Notwithstanding anything to the contrary in this Agreement, during Stage 4,
Employee shall provide services to the Company on an as-needed basis, and will
not be required to provide full-time services to the Company. Stages 1, 2, 3 and
4 may be referred to collectively as the "Term."
(g) Duties. During the Term, the Employee shall report to the
Company's Board of Directors and to the Company's Chief Executive Officer.
During the Term, the Employee shall devote such amount of his business time,
care, attention, and best efforts to the Company's dissolution and liquidation
as is reasonably necessary, as determined by the Company's Board of Directors,
with the Employee abstaining from such determination if he is then a member of
the Board.
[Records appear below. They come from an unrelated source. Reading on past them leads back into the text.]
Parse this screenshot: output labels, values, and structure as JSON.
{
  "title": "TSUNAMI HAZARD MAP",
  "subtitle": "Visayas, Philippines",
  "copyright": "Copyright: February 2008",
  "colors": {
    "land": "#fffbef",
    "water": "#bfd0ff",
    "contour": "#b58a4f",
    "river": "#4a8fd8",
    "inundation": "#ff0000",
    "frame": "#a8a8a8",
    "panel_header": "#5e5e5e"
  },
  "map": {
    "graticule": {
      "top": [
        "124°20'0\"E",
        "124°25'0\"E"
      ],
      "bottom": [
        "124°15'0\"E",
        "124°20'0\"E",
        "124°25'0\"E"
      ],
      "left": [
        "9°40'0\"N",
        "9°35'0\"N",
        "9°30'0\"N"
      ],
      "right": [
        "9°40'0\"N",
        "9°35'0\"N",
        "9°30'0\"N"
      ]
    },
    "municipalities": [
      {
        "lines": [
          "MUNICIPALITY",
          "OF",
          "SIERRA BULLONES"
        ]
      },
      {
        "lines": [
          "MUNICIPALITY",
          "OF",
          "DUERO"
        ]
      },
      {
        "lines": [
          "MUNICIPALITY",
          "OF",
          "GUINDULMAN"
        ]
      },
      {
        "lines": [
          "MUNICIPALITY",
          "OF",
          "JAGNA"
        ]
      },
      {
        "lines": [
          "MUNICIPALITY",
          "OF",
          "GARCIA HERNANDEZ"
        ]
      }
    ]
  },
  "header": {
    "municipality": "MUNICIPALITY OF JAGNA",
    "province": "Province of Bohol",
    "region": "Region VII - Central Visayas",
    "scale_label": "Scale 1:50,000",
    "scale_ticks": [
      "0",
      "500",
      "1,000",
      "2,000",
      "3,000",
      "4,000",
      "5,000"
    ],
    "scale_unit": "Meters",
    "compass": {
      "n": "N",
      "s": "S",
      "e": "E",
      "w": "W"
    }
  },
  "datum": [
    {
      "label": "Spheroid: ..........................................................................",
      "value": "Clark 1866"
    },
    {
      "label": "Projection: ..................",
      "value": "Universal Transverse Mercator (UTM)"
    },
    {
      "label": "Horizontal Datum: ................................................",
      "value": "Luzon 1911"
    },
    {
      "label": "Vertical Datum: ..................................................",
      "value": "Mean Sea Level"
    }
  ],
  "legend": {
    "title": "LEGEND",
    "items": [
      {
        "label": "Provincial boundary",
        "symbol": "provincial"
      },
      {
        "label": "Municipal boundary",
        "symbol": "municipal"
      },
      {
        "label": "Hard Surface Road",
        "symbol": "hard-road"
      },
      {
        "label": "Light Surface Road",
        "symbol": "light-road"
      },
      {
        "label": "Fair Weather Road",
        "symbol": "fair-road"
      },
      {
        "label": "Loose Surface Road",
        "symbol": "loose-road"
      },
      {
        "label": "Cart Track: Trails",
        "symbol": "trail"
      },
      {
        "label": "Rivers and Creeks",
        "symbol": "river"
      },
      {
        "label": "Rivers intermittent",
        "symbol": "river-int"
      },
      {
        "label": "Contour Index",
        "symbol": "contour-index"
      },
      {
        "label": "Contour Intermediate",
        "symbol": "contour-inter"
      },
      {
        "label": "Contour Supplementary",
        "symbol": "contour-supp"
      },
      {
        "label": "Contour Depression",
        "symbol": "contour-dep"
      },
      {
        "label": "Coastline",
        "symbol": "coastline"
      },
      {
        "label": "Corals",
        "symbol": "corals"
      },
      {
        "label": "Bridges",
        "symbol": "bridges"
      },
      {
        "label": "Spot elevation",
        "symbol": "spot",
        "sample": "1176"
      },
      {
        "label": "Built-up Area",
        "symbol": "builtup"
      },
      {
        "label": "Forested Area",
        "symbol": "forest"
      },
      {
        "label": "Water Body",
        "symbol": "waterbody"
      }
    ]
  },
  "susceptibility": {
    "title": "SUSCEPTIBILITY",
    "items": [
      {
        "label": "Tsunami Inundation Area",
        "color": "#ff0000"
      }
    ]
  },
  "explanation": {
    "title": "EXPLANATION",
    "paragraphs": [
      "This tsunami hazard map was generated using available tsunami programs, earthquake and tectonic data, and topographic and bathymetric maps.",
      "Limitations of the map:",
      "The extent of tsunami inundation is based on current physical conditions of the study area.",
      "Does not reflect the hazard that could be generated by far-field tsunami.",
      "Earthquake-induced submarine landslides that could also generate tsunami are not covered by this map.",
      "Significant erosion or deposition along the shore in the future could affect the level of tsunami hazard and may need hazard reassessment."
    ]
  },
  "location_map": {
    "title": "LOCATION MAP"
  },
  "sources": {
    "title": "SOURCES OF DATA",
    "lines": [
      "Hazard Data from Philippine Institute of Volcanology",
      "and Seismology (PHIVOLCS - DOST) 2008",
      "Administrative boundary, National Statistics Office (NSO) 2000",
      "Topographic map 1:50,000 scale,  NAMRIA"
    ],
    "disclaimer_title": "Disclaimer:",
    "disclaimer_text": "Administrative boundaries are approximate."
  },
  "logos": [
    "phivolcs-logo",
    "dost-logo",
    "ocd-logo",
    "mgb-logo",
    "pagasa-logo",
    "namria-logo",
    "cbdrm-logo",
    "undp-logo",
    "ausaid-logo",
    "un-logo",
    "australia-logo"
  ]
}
Until the termination of Stage 3, Employee shall work for the Company
on a full-time basis. Thereafter, Employee's work for the Company need not be on
a full-time basis.
4. Compensation.
(a) Base. Until the Expiration Date, the Company shall pay to
the Employee an annualized base salary of $175,000 (the "Base Compensation"),
payable in equal installments, but no less often than semi-monthly. If this
Agreement is terminated for any reason prior to the Expiration Date, the Company
shall pay to the Employee his Base Compensation earned to the date of
termination.
(b) Year-end Bonus. In addition to the Base Compensation, upon
completion of Stage 1, the Employee was paid $175,000 (the "Year-end Bonus").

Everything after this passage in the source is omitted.